Wednesday, July 14, 2021

The devil in Bill Gates

Bill and Melina Gates are in the midst of a high profile divorce. We're not surprised. Bill Gates has always been disgusting.

Microsoft, for those not aware, was in partnership with NBC to create MSNBC. And it spawned hours and hours of hate speech. It's all time low was hiring homophobe Michael Savage to host a hate speech talk show. Bill was fine wit that. It was Melinda insistence that helped kill the program.

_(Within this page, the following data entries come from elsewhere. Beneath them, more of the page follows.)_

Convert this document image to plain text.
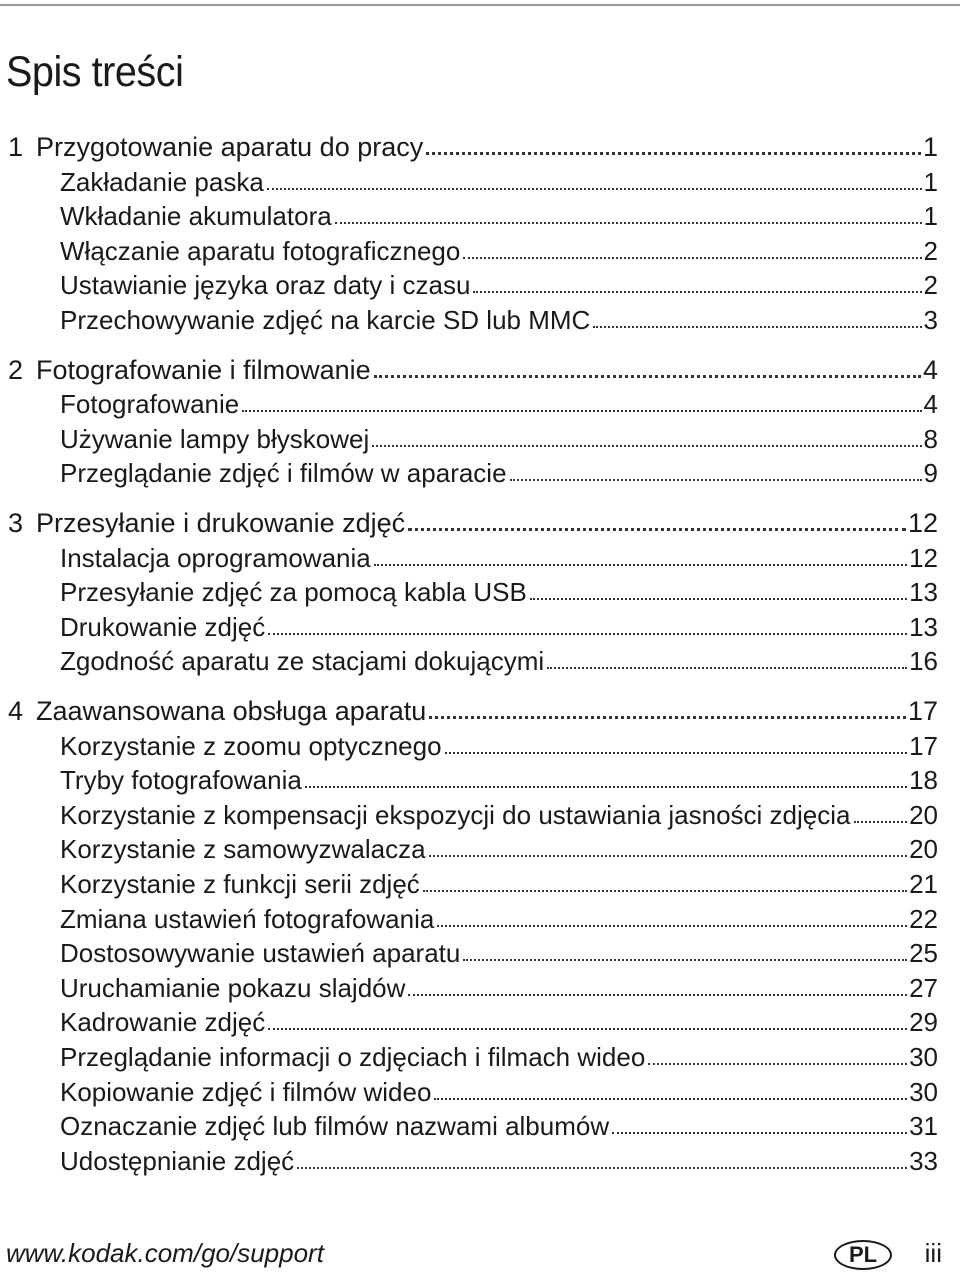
Spis treści
1 Przygotowanie aparatu do pracy	1
Zakładanie paska	1
Wkładanie akumulatora	1
Włączanie aparatu fotograficznego	2
Ustawianie języka oraz daty i czasu	2
Przechowywanie zdjęć na karcie SD lub MMC	3
2 Fotografowanie i filmowanie	4
Fotografowanie	4
Używanie lampy błyskowej	8
Przeglądanie zdjęć i filmów w aparacie	9
3 Przesyłanie i drukowanie zdjęć	12
Instalacja oprogramowania	12
Przesyłanie zdjęć za pomocą kabla USB	13
Drukowanie zdjęć	13
Zgodność aparatu ze stacjami dokującymi	16
4 Zaawansowana obsługa aparatu	17
Korzystanie z zoomu optycznego	17
Tryby fotografowania	18
Korzystanie z kompensacji ekspozycji do ustawiania jasności zdjęcia 20
Korzystanie z samowyzwalacza	20
Korzystanie z funkcji serii zdjęć	21
Zmiana ustawień fotografowania	22
Dostosowywanie ustawień aparatu	25
Uruchamianie pokazu slajdów	27
Kadrowanie zdjęć	29
Przeglądanie informacji o zdjęciach i filmach wideo	30
Kopiowanie zdjęć i filmów wideo	30
Oznaczanie zdjęć lub filmów nazwami albumów	31
Udostępnianie zdjęć	33
www.kodak.com/go/support	PL	iii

Bill had no natural give back' motto or ethic. Any actual charity that MICROSOFT or The Bill and Melinda Gates Foundation actually did was usually due to the interests and concerns of Melinda. The Charlie Rose lackeys in the media worked overtime to make Bill Gates a hero. He was never any such thing. Now Million Belay and Bridget Mugambe provide some much needed reality at SCIENTIFIC AMERICA:

Africans have long been told that our agriculture is backward and should be abandoned for a 21st-century version of the Green Revolution that enabled India to feed itself. Western science and technology, in the form of seeds modified by science and technology, synthetic fertilizers and pesticides, petroleum-fueled machinery and artificial irrigation were key to that miracle, we are informed, and we too need to tread that path.
A primary proponent of this view is the Cornell Alliance for Science (CAS), founded in 2014 to “depolarize the charged debate” around genetically modified (GM) seeds. With $22 million in funding thus far from the Bill and Melinda Gates Foundation, the CAS in fact consistently defends GM seeds, arguing that they are healthy, productive and environmentally friendly, while attacking agroecology as economically and socially regressive.
In contrast,the Alliance for Food Sovereignty in Africa (AFSA), which represents more than 200 million farmers, fishers, pastoralists, indigenous peoples, women, consumers and others across all but five African countries, holds that agroecology is what our continent needs. Small-scale, ecofriendly cultivation methods using indigenous knowledge and inputs and cutting-edge science increase the variety, nutritive value and quantity of foods produced on farms while stabilizing rural economies, promoting gender equity and protecting biodiversity.
[. . .]
We welcome investment in agriculture on our continent, but we seek it in a form that is democratic and responsive to the people at the heart of agriculture, not as a top-down force that ends up concentrating power and profit into the hands of a small number of multinational companies. While describing how GM seeds and other technology would solve hunger in African countries, Bill Gates claimed that “it’s a sovereign decision. No one makes that for them.” But the massive resources of the Gates Foundation, which he co-chairs, have had an outsized influence on African scientists and policymakers, with the result that food systems on our continent are becoming ever more market-oriented and corporate-controlled.
This transformation has immense adverse implications for the nutrition, health, environment, culture and right to food of Africans. We ask that Gates let the continent’s food producers and consumers chart our own paths toward sustainable and healthy farming practices and diets.